B. Rééquilibrer le microbiote

  • Purification de l'intestin si nécessaire (ex : prolifération d'E coli) avec des plantes anti bactériennes et anti-fongiques. 

  • Probiotiques spécifiques (souches comme Lactobacillus rhamnosus GG ou Saccharomyces boulardii).

  • Prébiotiques (inuline, fructo-oligosaccharides) pour nourrir les bonnes bactéries.

  • Gestion du stress : méditation, sommeil (la sérotonine, produite à 90% dans l’intestin, régule l’humeur et la perméabilité).

C. Approche personnalisée​

  • Tests fonctionnels (si nécessaire) :

    • Analyse du microbiote (pour cibler les déséquilibres).

    • Dosage des IgG alimentaires (pour identifier les intolérances spécifiques).

  • Protocole progressif :

    • Phase d’éviction (6 - 8 mois) + réintroduction contrôlée.

    • Suivi des symptômes et ajustements (ex. : pause mensuelle pour "reposer" le système digestif).

​Exemple de test des IgG alimentaires : 

 

 

 

 

 

 

6. En pratique : par où commencer ?​

  1. Tenir un journal alimentaire (symptômes + aliments consommés).

  2. Éliminer les aliments suspectés (gluten, lait UHT, additifs) pendant 3 semaines.
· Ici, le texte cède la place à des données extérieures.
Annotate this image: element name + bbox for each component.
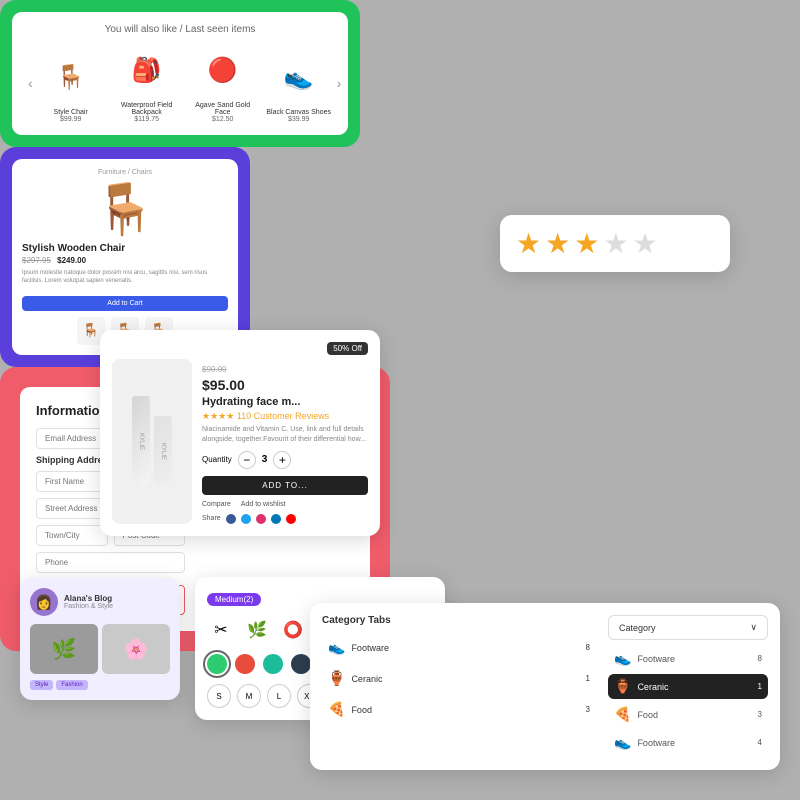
hydrating-old-price: $90.00	[202, 365, 226, 374]
hydrating-add-to-cart[interactable]: ADD TO...	[202, 476, 368, 495]
product-image: 🪑	[22, 180, 228, 239]
category-tabs-title: Category Tabs	[322, 615, 596, 626]
color-dot-3[interactable]	[291, 654, 311, 674]
size-button-l[interactable]: L	[267, 684, 291, 708]
hydrating-product-card: 50% Off KYLIE KYLIE $90.00 $95.00 Hydrat…	[100, 330, 380, 536]
star-1[interactable]: ★	[516, 227, 541, 260]
category-tabs-section: Category Tabs 👟Footware8 🏺Ceranic1 🍕Food3	[322, 615, 596, 758]
category-tab-item[interactable]: 🍕Food3	[322, 696, 596, 723]
carousel-title: You will also like / Last seen items	[24, 24, 336, 35]
chevron-down-icon: ∨	[750, 622, 757, 633]
category-dropdown-label: Category	[619, 623, 656, 633]
carousel-item[interactable]: 🎒Waterproof Field Backpack$119.75	[113, 43, 181, 123]
share-youtube[interactable]	[286, 514, 296, 524]
hydrating-name: Hydrating face m...	[202, 396, 368, 408]
category-tab-item[interactable]: 👟Footware8	[322, 634, 596, 661]
star-5[interactable]: ★	[632, 227, 657, 260]
compare-link[interactable]: Compare	[202, 501, 231, 508]
hydrating-new-price: $95.00	[202, 377, 368, 393]
category-dropdown-section: Category ∨ 👟Footware8 🏺Ceranic1 🍕Food3 👟Foo…	[608, 615, 768, 758]
size-icon-leaf: 🌿	[243, 616, 271, 644]
hydrating-rating: ★★★★ 110 Customer Reviews	[202, 411, 368, 422]
carousel-item[interactable]: 👟Black Canvas Shoes$39.99	[265, 50, 333, 123]
qty-value: 3	[262, 454, 268, 465]
blog-tag-2: Fashion	[56, 680, 87, 690]
category-card: Category Tabs 👟Footware8🏺Ceranic1🍕Food3 …	[310, 603, 780, 770]
phone-input[interactable]	[36, 552, 185, 573]
town-input[interactable]	[36, 525, 108, 546]
category-dropdown[interactable]: Category ∨	[608, 615, 768, 640]
rating-card: ★ ★ ★ ★ ★	[500, 215, 730, 272]
blog-img-2[interactable]: 🌸	[102, 624, 170, 674]
sale-badge: 50% Off	[327, 342, 368, 355]
share-instagram[interactable]	[256, 514, 266, 524]
qty-decrease[interactable]: −	[238, 451, 256, 469]
size-button-m[interactable]: M	[237, 684, 261, 708]
blog-card: 👩 Alana's Blog Fashion & Style 🌿 🌸 Style…	[20, 578, 180, 700]
blog-avatar: 👩	[30, 588, 58, 616]
color-dot-2[interactable]	[263, 654, 283, 674]
category-dropdown-item[interactable]: 🍕Food3	[608, 702, 768, 727]
share-facebook[interactable]	[226, 514, 236, 524]
carousel-item[interactable]: 🔴Agave Sand Gold Face$12.50	[189, 43, 257, 123]
qty-increase[interactable]: +	[273, 451, 291, 469]
blog-tag-1: Style	[30, 680, 53, 690]
category-dropdown-item[interactable]: 👟Footware4	[608, 730, 768, 755]
share-linkedin[interactable]	[271, 514, 281, 524]
qty-label: Quantity	[202, 455, 232, 464]
hydrating-product-image: KYLIE KYLIE	[112, 359, 192, 524]
star-2[interactable]: ★	[545, 227, 570, 260]
product-desc: Ipsum molestie natoque dolor possim nisi…	[22, 269, 228, 286]
product-name: Stylish Wooden Chair	[22, 243, 228, 254]
color-dot-0[interactable]	[207, 654, 227, 674]
blog-author: Alana's Blog	[64, 594, 113, 603]
star-4[interactable]: ★	[603, 227, 628, 260]
color-dot-1[interactable]	[235, 654, 255, 674]
firstname-input[interactable]	[36, 471, 108, 492]
share-label: Share	[202, 515, 221, 522]
blog-img-1[interactable]: 🌿	[30, 624, 98, 674]
add-to-cart-button[interactable]: Add to Cart	[22, 296, 228, 311]
category-tab-item[interactable]: 🏺Ceranic1	[322, 665, 596, 692]
category-dropdown-item[interactable]: 🏺Ceranic1	[608, 674, 768, 699]
category-dropdown-item[interactable]: 👟Footware8	[608, 646, 768, 671]
wishlist-link[interactable]: Add to wishlist	[241, 501, 286, 508]
size-icon-scissors: ✂	[207, 616, 235, 644]
size-badge: Medium(2)	[207, 593, 261, 606]
carousel-item[interactable]: 🪑Style Chair$99.99	[37, 50, 105, 123]
carousel-card: You will also like / Last seen items ‹ 🪑…	[0, 0, 360, 147]
size-icon-ring: ⭕	[279, 616, 307, 644]
share-twitter[interactable]	[241, 514, 251, 524]
carousel-prev[interactable]: ‹	[24, 75, 37, 91]
product-breadcrumb: Furniture / Chairs	[22, 169, 228, 176]
blog-subtitle: Fashion & Style	[64, 603, 113, 610]
hydrating-desc: Niacinamide and Vitamin C. Use, link and…	[202, 425, 368, 445]
carousel-next[interactable]: ›	[333, 75, 346, 91]
star-3[interactable]: ★	[574, 227, 599, 260]
product-old-price: $297.95	[22, 256, 51, 265]
product-new-price: $249.00	[57, 256, 86, 265]
size-button-s[interactable]: S	[207, 684, 231, 708]
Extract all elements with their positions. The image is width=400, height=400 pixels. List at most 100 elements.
  3. Intégrer des aliments anti-inflammatoires : curcuma, gingembre, légumes verts.

  4. Consulter un professionnel pour un accompagnement sur-mesure (analyse du microbiote, compléments adaptés).

Votre santé intestinale est le reflet de votre équilibre global.

Une approche intégrative, combinant alimentation, micronutrition et gestion du stress, permet de restaurer durablement la tolérance immunitaire.